Asking about HB-Reg is like asking about advice for running regressions in Excel or SPSS. Typically, with HB-Reg problems, you are considering that each row (case) is independent of the others. Thus, if you multiply two IVs together to create a new IV, that's an Interaction Effect.
Cross-effects are something different, involving discrete choice designs where multiple alternatives are being considered. The multiple alternatives are each coded as rows (cases), but they are interrelated within sets (tasks). Cross-effects model IIA violations...meaning that the utility of an alternative is not only a function of itself, but a function of other alternative's attributes. You aren't cross-multiplying IV columns to create cross effects in discrete choice modeling. You're simply including level codes for one row in the matrix that are actually associated with a different row in the matrix.

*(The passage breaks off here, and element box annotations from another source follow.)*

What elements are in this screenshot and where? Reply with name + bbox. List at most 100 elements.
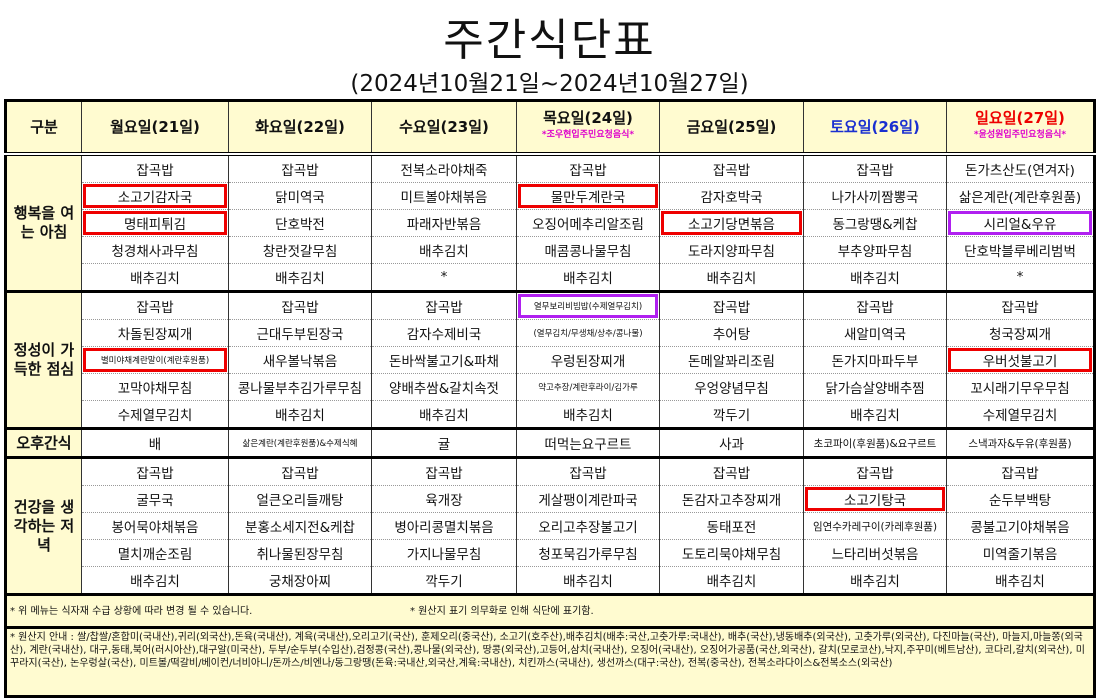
menu-item-mon: 배 bbox=[81, 427, 229, 458]
menu-item-wed: 병아리콩멸치볶음 bbox=[371, 512, 517, 540]
menu-item-tue: 배추김치 bbox=[228, 400, 372, 429]
weekly-menu-table: 구분 월요일(21일) 화요일(22일) 수요일(23일) 목요일(24일) *조… bbox=[4, 99, 1096, 698]
menu-item-thu: 게살팽이계란파국 bbox=[516, 485, 660, 513]
menu-item-mon: 잡곡밥 bbox=[81, 290, 229, 320]
day-label: 수요일(23일) bbox=[399, 117, 489, 136]
menu-row: 별미야채계란말이(계란후원품) 새우볼낙볶음 돈바싹불고기&파채 우렁된장찌개 돈메알꽈… bbox=[6, 346, 1095, 374]
menu-item-fri: 깍두기 bbox=[659, 400, 804, 429]
menu-row: 꼬막야채무침 콩나물부추김가루무침 양배추쌈&갈치속젓 약고추장/계란후라이/김가루 우… bbox=[6, 373, 1095, 401]
menu-item-thu: (열무김치/무생채/상추/콩나물) bbox=[516, 319, 660, 347]
menu-item-sun: 콩불고기야채볶음 bbox=[946, 512, 1095, 540]
menu-item-tue: 배추김치 bbox=[228, 263, 372, 292]
day-label: 금요일(25일) bbox=[686, 117, 777, 136]
menu-item-fri: 감자호박국 bbox=[659, 182, 804, 210]
menu-item-sun: 꼬시래기무우무침 bbox=[946, 373, 1095, 401]
menu-item-sat: 부추양파무침 bbox=[803, 236, 947, 264]
menu-item-thu: 매콤콩나물무침 bbox=[516, 236, 660, 264]
menu-item-sat: 임연수카레구이(카레후원품) bbox=[803, 512, 947, 540]
menu-item-mon: 소고기감자국 bbox=[81, 182, 229, 210]
menu-row: 수제열무김치 배추김치 배추김치 배추김치 깍두기 배추김치 수제열무김치 bbox=[6, 400, 1095, 429]
menu-item-wed: 배추김치 bbox=[371, 400, 517, 429]
menu-item-sun: 수제열무김치 bbox=[946, 400, 1095, 429]
menu-item-tue: 창란젓갈무침 bbox=[228, 236, 372, 264]
menu-item-sun: 단호박블루베리범벅 bbox=[946, 236, 1095, 264]
day-label: 월요일(21일) bbox=[110, 117, 200, 136]
menu-item-sat: 배추김치 bbox=[803, 400, 947, 429]
menu-item-thu: 열무보리비빔밥(수제열무김치) bbox=[516, 290, 660, 320]
menu-item-tue: 잡곡밥 bbox=[228, 290, 372, 320]
menu-item-sat: 배추김치 bbox=[803, 566, 947, 595]
menu-item-tue: 새우볼낙볶음 bbox=[228, 346, 372, 374]
menu-item-tue: 궁채장아찌 bbox=[228, 566, 372, 595]
meal-label: 건강을 생각하는 저녁 bbox=[5, 456, 82, 595]
menu-item-tue: 콩나물부추김가루무침 bbox=[228, 373, 372, 401]
menu-item-sat: 나가사끼짬뽕국 bbox=[803, 182, 947, 210]
menu-item-mon: 배추김치 bbox=[81, 566, 229, 595]
origin-info: * 원산지 안내 : 쌀/찹쌀/혼합미(국내산),귀리(외국산),돈육(국내산)… bbox=[5, 626, 1095, 697]
day-label: 일요일(27일) bbox=[975, 109, 1065, 127]
day-label: 토요일(26일) bbox=[830, 117, 920, 136]
menu-item-wed: 전복소라야채죽 bbox=[371, 152, 517, 183]
menu-item-fri: 도토리묵야채무침 bbox=[659, 539, 804, 567]
menu-item-fri: 추어탕 bbox=[659, 319, 804, 347]
menu-item-mon: 굴무국 bbox=[81, 485, 229, 513]
menu-item-mon: 명태피튀김 bbox=[81, 209, 229, 237]
menu-row: 오후간식 배 삶은계란(계란후원품)&수제식혜 귤 떠먹는요구르트 사과 초코파이(후원품)… bbox=[5, 427, 1095, 458]
menu-row: 차돌된장찌개 근대두부된장국 감자수제비국 (열무김치/무생채/상추/콩나물) 추어탕 새… bbox=[6, 319, 1095, 347]
change-notice: * 위 메뉴는 식자재 수급 상황에 따라 변경 될 수 있습니다. bbox=[10, 605, 253, 617]
menu-item-mon: 멸치깨순조림 bbox=[81, 539, 229, 567]
day-header-mon: 월요일(21일) bbox=[81, 100, 229, 156]
menu-row: 멸치깨순조림 취나물된장무침 가지나물무침 청포묵김가루무침 도토리묵야채무침 느타리버섯… bbox=[6, 539, 1095, 567]
day-header-fri: 금요일(25일) bbox=[659, 100, 804, 156]
menu-item-sat: 새알미역국 bbox=[803, 319, 947, 347]
menu-item-sat: 잡곡밥 bbox=[803, 290, 947, 320]
menu-item-wed: 파래자반볶음 bbox=[371, 209, 517, 237]
menu-item-wed: 귤 bbox=[371, 427, 517, 458]
menu-item-wed: 가지나물무침 bbox=[371, 539, 517, 567]
day-header-sat: 토요일(26일) bbox=[803, 100, 947, 156]
day-header-sun: 일요일(27일) *윤성원입주민요청음식* bbox=[946, 100, 1095, 156]
notice-row: * 위 메뉴는 식자재 수급 상황에 따라 변경 될 수 있습니다. * 원산지 … bbox=[5, 593, 1095, 628]
meal-label: 오후간식 bbox=[5, 427, 82, 458]
day-header-thu: 목요일(24일) *조우현입주민요청음식* bbox=[516, 100, 660, 156]
menu-item-thu: 잡곡밥 bbox=[516, 152, 660, 183]
menu-item-wed: * bbox=[371, 263, 517, 292]
menu-item-mon: 봉어묵야채볶음 bbox=[81, 512, 229, 540]
menu-item-wed: 잡곡밥 bbox=[371, 456, 517, 486]
menu-item-thu: 물만두계란국 bbox=[516, 182, 660, 210]
menu-item-tue: 잡곡밥 bbox=[228, 152, 372, 183]
menu-item-sat: 닭가슴살양배추찜 bbox=[803, 373, 947, 401]
menu-item-wed: 돈바싹불고기&파채 bbox=[371, 346, 517, 374]
menu-row: 배추김치 궁채장아찌 깍두기 배추김치 배추김치 배추김치 배추김치 bbox=[6, 566, 1095, 595]
day-label: 목요일(24일) bbox=[543, 109, 633, 127]
menu-row: 소고기감자국 닭미역국 미트볼야채볶음 물만두계란국 감자호박국 나가사끼짬뽕국 삶은계란(… bbox=[6, 182, 1095, 210]
menu-item-wed: 감자수제비국 bbox=[371, 319, 517, 347]
menu-item-thu: 약고추장/계란후라이/김가루 bbox=[516, 373, 660, 401]
menu-item-sat: 초코파이(후원품)&요구르트 bbox=[803, 427, 947, 458]
menu-item-tue: 얼큰오리들깨탕 bbox=[228, 485, 372, 513]
menu-row: 명태피튀김 단호박전 파래자반볶음 오징어메추리알조림 소고기당면볶음 동그랑땡&케찹 시리… bbox=[6, 209, 1095, 237]
menu-item-fri: 돈감자고추장찌개 bbox=[659, 485, 804, 513]
menu-item-sat: 잡곡밥 bbox=[803, 152, 947, 183]
menu-item-sun: 잡곡밥 bbox=[946, 456, 1095, 486]
menu-item-mon: 청경채사과무침 bbox=[81, 236, 229, 264]
menu-item-wed: 미트볼야채볶음 bbox=[371, 182, 517, 210]
request-note: *조우현입주민요청음식* bbox=[541, 130, 635, 140]
menu-item-fri: 사과 bbox=[659, 427, 804, 458]
menu-item-fri: 배추김치 bbox=[659, 263, 804, 292]
menu-item-thu: 배추김치 bbox=[516, 566, 660, 595]
menu-item-sat: 소고기탕국 bbox=[803, 485, 947, 513]
menu-item-sun: 돈가츠산도(연겨자) bbox=[946, 152, 1095, 183]
menu-item-sun: 우버섯불고기 bbox=[946, 346, 1095, 374]
menu-item-tue: 분홍소세지전&케찹 bbox=[228, 512, 372, 540]
request-note: *윤성원입주민요청음식* bbox=[973, 130, 1067, 140]
menu-item-thu: 오리고추장불고기 bbox=[516, 512, 660, 540]
menu-item-fri: 배추김치 bbox=[659, 566, 804, 595]
category-header: 구분 bbox=[5, 100, 82, 156]
menu-row: 행복을 여는 아침 잡곡밥 잡곡밥 전복소라야채죽 잡곡밥 잡곡밥 잡곡밥 돈가츠산도(연겨자… bbox=[5, 152, 1095, 292]
menu-item-thu: 배추김치 bbox=[516, 263, 660, 292]
menu-item-thu: 우렁된장찌개 bbox=[516, 346, 660, 374]
menu-item-fri: 도라지양파무침 bbox=[659, 236, 804, 264]
menu-item-sun: 스낵과자&두유(후원품) bbox=[946, 427, 1095, 458]
menu-item-tue: 근대두부된장국 bbox=[228, 319, 372, 347]
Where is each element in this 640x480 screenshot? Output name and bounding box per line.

Your other question about interaction effects and problems. It's easier to interpret the results of interaction effects if the original main effects are zero-centered. That way, the coding for the interaction effects is orthogonal to the main effects...and the utilities of the main effects may still be interpreted in the traditional sense, independent of the interaction effects. If you don't use zero-centered independent variables, then the interpretation of the resulting betas is more complicated (since information previously captured by main effects is now partialed out over interaction effects).
Oh, and don't forget that interaction effects place additional demands on the experimental design. The experimental design must be able to support main effects plus additional interaction effects to be able to include them in the model. Otherwise, you'll have troubles with convergence and overfitting.